Study part of Kaiser Permanente’s ongoing work to better understand how EHRs affect clinical care
The use of electronic health records in clinical settings was associated with a decrease in emergency room visits and hospitalizations for patients with diabetes, according to a study published today in the Journal of the American Medical Association.
Researchers examined the medical records of 169,711 diabetic patients over 1 year of age in the Kaiser Permanente diabetes clinical registry before and after the implementation of Kaiser Permanente HealthConnect®, the organization’s comprehensive EHR system. They found that patients visited the emergency room 29 fewer times per 1,000 patients and were hospitalized 13 fewer times per 1,000 patients annually after the implementation.
“Using the electronic health record in the outpatient setting improved the quality of care in ways that cumulatively resulted in fewer negative events,” said Mary Reed, DrPH, staff scientist with the Kaiser Permanente Division of Research in Oakland, Calif. and the study’s lead author. “A reduction in the number of emergency department visits represents not just improvements in diabetes care, but the cumulative effect of the EHR across many different care pathways and conditions.”

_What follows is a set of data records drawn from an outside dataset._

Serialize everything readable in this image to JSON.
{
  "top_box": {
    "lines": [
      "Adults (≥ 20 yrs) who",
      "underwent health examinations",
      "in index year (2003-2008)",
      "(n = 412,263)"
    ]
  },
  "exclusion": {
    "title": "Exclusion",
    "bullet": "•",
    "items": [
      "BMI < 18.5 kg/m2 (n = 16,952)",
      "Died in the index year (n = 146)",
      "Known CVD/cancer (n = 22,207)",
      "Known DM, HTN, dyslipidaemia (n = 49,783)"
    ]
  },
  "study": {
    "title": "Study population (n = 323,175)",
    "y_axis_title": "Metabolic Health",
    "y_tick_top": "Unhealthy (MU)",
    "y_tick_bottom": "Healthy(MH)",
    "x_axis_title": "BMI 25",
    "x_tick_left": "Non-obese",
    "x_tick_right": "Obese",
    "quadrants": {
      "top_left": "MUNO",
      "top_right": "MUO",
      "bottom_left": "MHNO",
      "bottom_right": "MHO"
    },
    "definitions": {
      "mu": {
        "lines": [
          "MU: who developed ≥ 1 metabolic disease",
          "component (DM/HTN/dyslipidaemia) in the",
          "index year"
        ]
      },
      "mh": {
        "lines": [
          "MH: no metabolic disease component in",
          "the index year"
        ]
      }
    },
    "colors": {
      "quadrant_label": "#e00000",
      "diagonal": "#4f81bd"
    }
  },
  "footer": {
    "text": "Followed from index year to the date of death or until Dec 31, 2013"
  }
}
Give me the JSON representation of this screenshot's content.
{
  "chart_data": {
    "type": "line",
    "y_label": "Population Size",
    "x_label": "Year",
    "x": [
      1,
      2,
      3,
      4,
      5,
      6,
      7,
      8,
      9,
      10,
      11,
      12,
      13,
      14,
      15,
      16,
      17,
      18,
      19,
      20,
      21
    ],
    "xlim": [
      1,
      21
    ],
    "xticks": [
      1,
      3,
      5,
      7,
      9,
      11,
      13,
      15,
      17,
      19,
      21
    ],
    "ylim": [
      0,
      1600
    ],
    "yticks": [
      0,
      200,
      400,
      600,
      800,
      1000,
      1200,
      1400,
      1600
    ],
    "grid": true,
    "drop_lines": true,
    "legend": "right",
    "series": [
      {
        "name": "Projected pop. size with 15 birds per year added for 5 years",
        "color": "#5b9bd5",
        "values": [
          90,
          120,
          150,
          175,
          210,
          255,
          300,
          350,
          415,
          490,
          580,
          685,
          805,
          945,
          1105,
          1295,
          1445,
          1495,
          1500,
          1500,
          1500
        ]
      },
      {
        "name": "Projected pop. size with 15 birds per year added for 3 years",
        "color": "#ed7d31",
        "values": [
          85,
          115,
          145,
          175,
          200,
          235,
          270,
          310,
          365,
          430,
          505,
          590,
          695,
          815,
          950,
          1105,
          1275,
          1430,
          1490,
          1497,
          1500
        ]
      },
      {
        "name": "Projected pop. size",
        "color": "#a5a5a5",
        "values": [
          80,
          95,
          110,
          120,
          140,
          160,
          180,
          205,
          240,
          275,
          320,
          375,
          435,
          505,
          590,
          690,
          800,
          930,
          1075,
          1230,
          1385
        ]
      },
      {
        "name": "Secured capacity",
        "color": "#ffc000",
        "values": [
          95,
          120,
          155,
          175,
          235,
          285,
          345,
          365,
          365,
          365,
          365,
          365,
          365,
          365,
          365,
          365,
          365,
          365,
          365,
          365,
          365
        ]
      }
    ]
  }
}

Researchers found that annual emergency room visits declined 5.5 percent, from 519 visits per 1,000 diabetes patients before electronic health records to 490 visits per 1,000 diabetes patients afterward. Annual hospitalizations declined 5.2 percent, from 239 per 1,000 diabetes patients before electronic health records to 252 per 1,000 diabetes patients afterward. The researchers did not find any significant change in the number of office visits for patients with diabetes before and after electronic health records were implemented.
“This study demonstrates that when doctors and patients use an EHR, good things happen,” said Marc G. Jaffe, MD, a study co-author and Kaiser Permanente endocrinologist in South San Francisco. “The current study adds to our understanding by describing how an EHR like KP HealthConnect can help doctors keep patients healthy when used as part of an integrated care delivery system.”
This study is part of Kaiser Permanente’s ongoing work to better understand how EHRs affect clinical care. In October of last year, Kaiser Permanente researchers found that use of the electronic health records was associated with improved drug-treatment intensification, monitoring and risk-factor control among patients with diabetes.
In addition to Reed, co-authors of the study were Jie Huang, PhD, Ilana Graetz, PhD, Romain Neugebauer, PhD, and Bruce Fireman, MA, of the Kaiser Permanente Division of Research; Richard Brand, PhD, of the Department of Epidemiology and Biostatistics, University of California, San Francisco; Marc Jaffe, MD, Department of Medicine and Endocrinology, The Permanente Medical Group, South San Francisco; Dustin W. Ballard, MD, MBE, Department of Emergency Medicine, The Permanente Medical Group, San Rafael, Calif.; and John Hsu, Massachusetts General Hospital, Harvard Medical School, Boston.
The study was funded by the National Institute of Diabetes and Digestive and Kidney Diseases and the Agency for Healthcare Research and Quality.